Steve Ballmer unveils Windows 8



Kempin feels that this starts at the very top with Ballmer, a 30-year-plus Microsoft veteran who has acted as chief executive of the firm since 2000.

According to Kempin, Ballmer is too old at 56 to understand the 'Facebook generation'.

"Is he a great CEO? I don't think so. Microsoft's board is a lame duck board, has been forever. They hire people to help them administer the company, but not to lead the company. That's the problem," he told Reuters.

"They need somebody maybe 35-40 years old, a younger person who understands the Facebook Inc generation and this mobile community.

"They don't need this guy on stage with this fierce, aggressive look, announcing the next version of Windows and thinking he can score with that."

Windows Phone 8 launch: Steve Ballmer Discusses Features on Windows Phone 8

© Microsoft



Whilst stating that he respects Ballmer, who was hired in 1980 by Microsoft co-founder Bill Gates, Kampin feels that the CEO may need to be part of the required management shakeup.

Kempin, who also had direct access to Gates during his time at Microsoft, has written a new book that is highly critical of his former employer.

He left Microsoft under a cloud in 2002 after some of the aggressive contracts he agreed with PC makers became part of the US government's notorious antitrust action against Microsoft in the late 1990s and early 2000s.

Published today (January 22), Resolve and Fortitude: Microsoft's "Secret Power Broker" Breaks His Silence reveals rare details of internal practices at the tech giant, and also gives a stinging criticism of Ballmer.

Speaking to Reuters, Kempin said that Ballmer has worked to force out any high-flying executives who could replace him as Microsoft chief executive.

He claims to have seen this first-hand with Richard Belluzzo, the executive who launched the original Xbox and was promoted to chief operating officer, only to last just 14 months in the post.

"He [Belluzzo] had no room to breathe on the top. When you work that directly with Ballmer and Ballmer believes 'maybe this guy could someday take over from me', my God, you will have less air to breathe, that's what it comes down to," he said.

Microsoft has not commented on the claims.

Microsoft Windows president Steven Sinofsky

© PA Images / Damian Dovarganes / AP

Microsoft Head Office: Building 99, Redmond Campus

© Microsoft



Ever since Windows unit chief Steve Sinofsky left Microsoft in November last year, there have been fresh questions over Ballmer's alleged treatment of potential successors.

Before Sinofsky, Windows and online head Kevin Johnson quit to join Juniper Networks; Office chief Stephen Elop joined Nokia as chief executive; and Microsoft's software guru Ray Ozzie quit to start his own project.

"Ozzie is a great software guy, he knew what he was doing.

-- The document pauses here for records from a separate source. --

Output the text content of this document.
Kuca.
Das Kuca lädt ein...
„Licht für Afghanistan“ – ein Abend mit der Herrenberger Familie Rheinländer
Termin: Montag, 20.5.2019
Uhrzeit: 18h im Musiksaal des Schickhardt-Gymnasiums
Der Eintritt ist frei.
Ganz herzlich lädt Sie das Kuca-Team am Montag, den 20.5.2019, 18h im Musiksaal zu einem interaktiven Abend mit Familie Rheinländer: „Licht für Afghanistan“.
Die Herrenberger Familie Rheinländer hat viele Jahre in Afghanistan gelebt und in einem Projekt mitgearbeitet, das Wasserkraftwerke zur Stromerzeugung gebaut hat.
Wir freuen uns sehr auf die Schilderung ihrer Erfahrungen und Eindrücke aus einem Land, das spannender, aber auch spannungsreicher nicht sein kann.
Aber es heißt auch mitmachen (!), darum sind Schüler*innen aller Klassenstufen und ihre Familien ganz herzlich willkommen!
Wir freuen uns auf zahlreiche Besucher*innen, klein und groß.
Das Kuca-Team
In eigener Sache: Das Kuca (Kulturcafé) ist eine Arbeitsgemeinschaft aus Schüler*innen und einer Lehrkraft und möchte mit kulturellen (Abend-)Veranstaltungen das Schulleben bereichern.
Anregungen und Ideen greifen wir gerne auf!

But when you see Steve [Ballmer] and him on stage where he [Ozzie] opposed Steve, it was Steve's way or the highway," said Kempin.

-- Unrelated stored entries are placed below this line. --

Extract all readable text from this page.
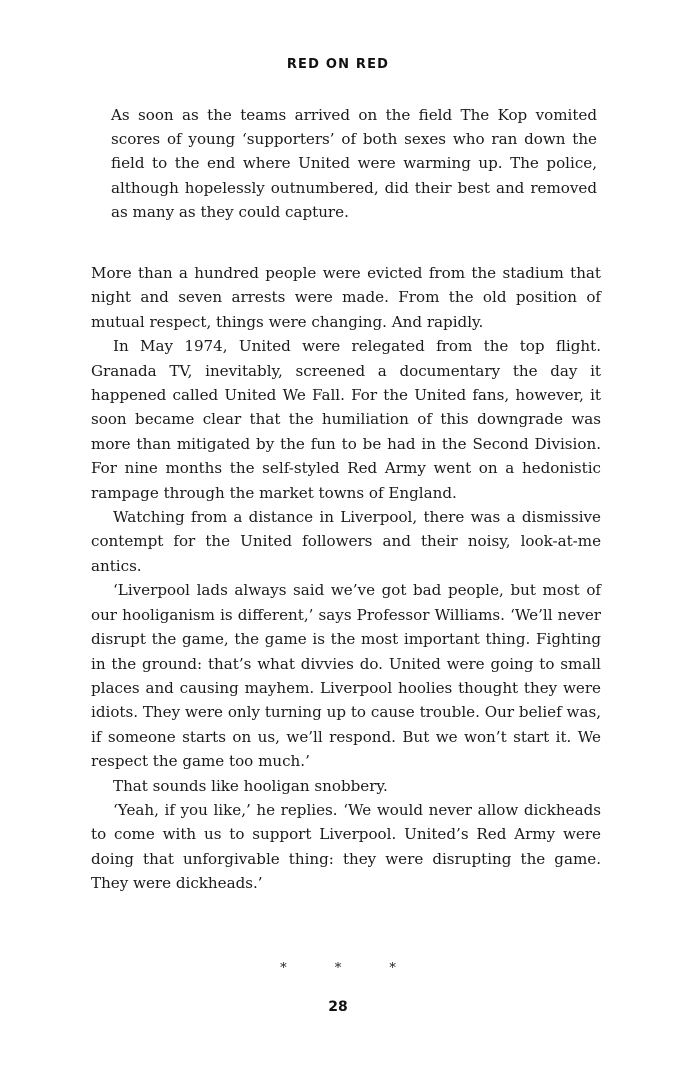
RED ON RED
As soon as the teams arrived on the field The Kop vomited scores of young ‘supporters’ of both sexes who ran down the field to the end where United were warming up. The police, although hopelessly outnumbered, did their best and removed as many as they could capture.

More than a hundred people were evicted from the stadium that night and seven arrests were made. From the old position of mutual respect, things were changing. And rapidly.

In May 1974, United were relegated from the top flight. Granada TV, inevitably, screened a documentary the day it happened called United We Fall. For the United fans, however, it soon became clear that the humiliation of this downgrade was more than mitigated by the fun to be had in the Second Division. For nine months the self-styled Red Army went on a hedonistic rampage through the market towns of England.

Watching from a distance in Liverpool, there was a dismissive contempt for the United followers and their noisy, look-at-me antics.

‘Liverpool lads always said we’ve got bad people, but most of our hooliganism is different,’ says Professor Williams. ‘We’ll never disrupt the game, the game is the most important thing. Fighting in the ground: that’s what divvies do. United were going to small places and causing mayhem. Liverpool hoolies thought they were idiots. They were only turning up to cause trouble. Our belief was, if someone starts on us, we’ll respond. But we won’t start it. We respect the game too much.’

That sounds like hooligan snobbery.

‘Yeah, if you like,’ he replies. ‘We would never allow dickheads to come with us to support Liverpool. United’s Red Army were doing that unforgivable thing: they were disrupting the game. They were dickheads.’

* * *
28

Kempin said that he challenged Ballmer two years ago over his management style, but had not seen any changes since then. He has also sent copies of his book to Ballmer and Gates, but not yet got a reply.

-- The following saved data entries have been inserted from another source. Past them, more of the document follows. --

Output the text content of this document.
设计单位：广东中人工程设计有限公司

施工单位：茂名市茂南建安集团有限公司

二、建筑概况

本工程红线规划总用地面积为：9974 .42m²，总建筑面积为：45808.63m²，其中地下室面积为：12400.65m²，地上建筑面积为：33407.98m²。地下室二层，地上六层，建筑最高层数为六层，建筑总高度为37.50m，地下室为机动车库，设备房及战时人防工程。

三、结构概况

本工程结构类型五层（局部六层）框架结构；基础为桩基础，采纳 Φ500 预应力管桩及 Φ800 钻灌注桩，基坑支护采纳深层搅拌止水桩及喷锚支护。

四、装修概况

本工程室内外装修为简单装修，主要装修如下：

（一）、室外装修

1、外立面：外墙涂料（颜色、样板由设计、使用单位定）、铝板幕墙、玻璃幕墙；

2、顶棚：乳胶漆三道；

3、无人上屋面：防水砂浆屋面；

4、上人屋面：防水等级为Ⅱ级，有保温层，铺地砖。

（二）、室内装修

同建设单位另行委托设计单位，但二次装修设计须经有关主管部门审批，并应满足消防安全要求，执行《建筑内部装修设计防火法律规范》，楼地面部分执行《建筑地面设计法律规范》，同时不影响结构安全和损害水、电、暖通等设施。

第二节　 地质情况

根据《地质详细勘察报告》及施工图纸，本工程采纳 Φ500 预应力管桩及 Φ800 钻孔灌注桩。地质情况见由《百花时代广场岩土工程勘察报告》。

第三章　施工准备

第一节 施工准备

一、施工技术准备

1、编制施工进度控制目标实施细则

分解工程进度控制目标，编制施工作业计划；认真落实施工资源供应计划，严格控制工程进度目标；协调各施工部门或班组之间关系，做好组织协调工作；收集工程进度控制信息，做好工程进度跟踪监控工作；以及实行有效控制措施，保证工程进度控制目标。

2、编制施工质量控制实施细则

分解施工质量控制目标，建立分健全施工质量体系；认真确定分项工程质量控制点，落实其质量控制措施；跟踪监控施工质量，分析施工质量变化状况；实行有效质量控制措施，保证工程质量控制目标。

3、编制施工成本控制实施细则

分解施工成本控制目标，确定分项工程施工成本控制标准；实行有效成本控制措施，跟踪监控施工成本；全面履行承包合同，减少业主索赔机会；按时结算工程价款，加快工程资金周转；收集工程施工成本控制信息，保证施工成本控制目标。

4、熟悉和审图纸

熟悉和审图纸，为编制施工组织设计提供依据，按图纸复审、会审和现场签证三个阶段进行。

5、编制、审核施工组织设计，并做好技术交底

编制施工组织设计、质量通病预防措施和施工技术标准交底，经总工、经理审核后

"Steve is a very good business guy, but make him a chief operating officer, not a CEO, and your business is going to go gang-busters," said Kempin.

"I respect that guy [Ballmer], but there are some limitations in what he can and can't do and maybe he hasn't realised them himself."

Microsoft's Surface

© Microsoft



In his book, Kempin also reveals how Microsoft foresaw most of the major shifts in technology over the last decade, but botched its entry into tablets, smartphones and social media, allowing rivals such as Apple to gain ground.

"They missed all the opportunities they were talking about when I was still in the company," Kempin told Reuters. "Tablets, phones... we had a tablet going, we had tablet software when Windows XP came out, it was never followed up properly."

Several PC makers have publicly expressed unease at Microsoft's decision in 2012 to branch out into hardware with its Surface RT tablets. It will follow that up this year with Surface Pro versions, running the full Windows 8 software.

On this, Kempin commented: "Just think about the insult of Microsoft coming out with a tablet themselves, trying to mimic Apple, and now they are going to come out with a notebook on top of it."